Ecogenomics / GTDBTk

GTDB-Tk: a toolkit for assigning objective taxonomic classifications to bacterial and archaeal genomes.
https://ecogenomics.github.io/GTDBTk/
GNU General Public License v3.0
479 stars 82 forks source link

GTDB-Tk 2.4.0: Prodigal returned a non-zero exit code #600

Closed Nura7177 closed 2 months ago

Nura7177 commented 3 months ago

Hi, @pchaumeil, Pierre,

while running --identify on 1800 bacteria complete genomes (test script on one genome worked well and did not generate this error), got the error below, markers_summary.tsv were not generated and, thus, we cannot proceed further with --align:

Traceback (most recent call last): File "/trinity/home/anaconda3/envs/gtdbtk-2.4.0/lib/python3.8/site-packages/gtdbtk/external/prodigal.py", line 221, in run raise ProdigalException('Prodigal returned a non-zero exit code.') gtdbtk.exceptions.ProdigalException: Prodigal returned a non-zero exit code.

During handling of the above exception, another exception occurred:

Traceback (most recent call last): File "/trinity/home/anaconda3/envs/gtdbtk-2.4.0/lib/python3.8/site-packages/gtdbtk/main.py", line 102, in main gt_parser.parse_options(args) File "/trinity/home/anaconda3/envs/gtdbtk-2.4.0/lib/python3.8/site-packages/gtdbtk/main.py", line 1188, in parse_options self.identify(options) File "/trinity/home/anaconda3/envs/gtdbtk-2.4.0/lib/python3.8/site-packages/gtdbtk/main.py", line 319, in identify reports = markers.identify(genomes, File "/trinity/home/anaconda3/envs/gtdbtk-2.4.0/lib/python3.8/site-packages/gtdbtk/markers.py", line 205, in identify genome_dictionary = prodigal.run(genomes, tln_tables) File "/trinity/home/anaconda3/envs/gtdbtk-2.4.0/lib/python3.8/site-packages/gtdbtk/external/prodigal.py", line 230, in run raise ProdigalException(f'An exception was caught while running Prodigal: {e}') gtdbtk.exceptions.ProdigalException: An exception was caught while running Prodigal: Prodigal returned a non-zero exit code.

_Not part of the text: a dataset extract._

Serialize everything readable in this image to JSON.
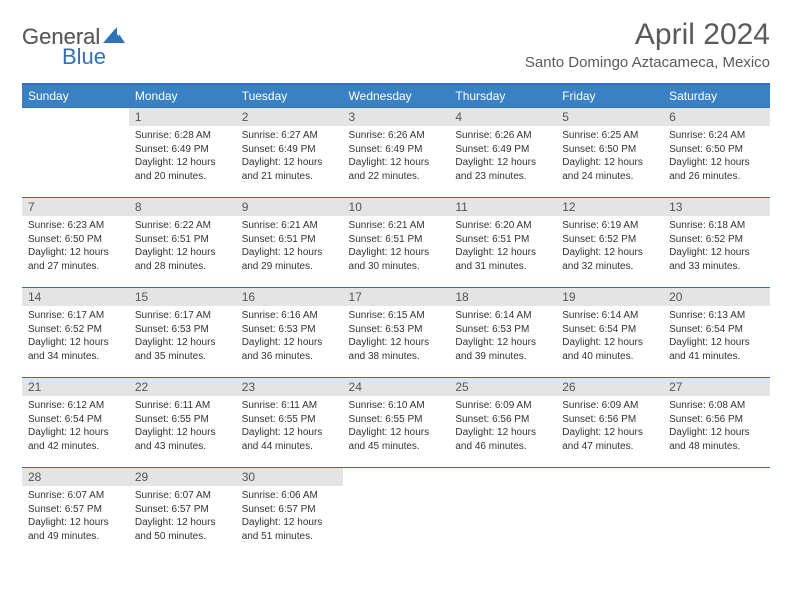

gtdbtk.ar53.markers_summary.tsv gtdbtk.bac120.markers_summary.tsv gtdbtk.failed_genomes.tsv gtdbtk.translation_table_summary.tsv

were not generated

Environment

Debugging information

GTDBtk_2.4.0_log.txt

Additional comments

all the genomes were processed and directories created: genomes_gtdbtk/ident_out_2/identify/intermediate_results/marker_genes

genomes_gtdbtk/ident_out_2/identify/intermediate_results/marker_genes/GCA_900637975.1_53550_F01_genomic]$ls GCA_900637975.1_53550_F01_genomic_protein.faa GCA_900637975.1_53550_F01_genomic_protein.fna GCA_900637975.1_53550_F01_genomic_protein.gff prodigal_translation_table.tsv GCA_900637975.1_53550_F01_genomic_protein.faa.sha256 GCA_900637975.1_53550_F01_genomic_protein.fna.sha256 GCA_900637975.1_53550_F01_genomic_protein.gff.sha256 prodigal_translation_table.tsv.sha256

Nura7177 commented 3 months ago

I split 1900 into two subsets and ran --identify on 900+ genomes. It worked will and did not generate this error. However, now I have two directories and two sets of marker genes gtdbtk.bac120.markers_summary.tsv in each of them. How and at which stage is it possible to combine them to build them all in one tree?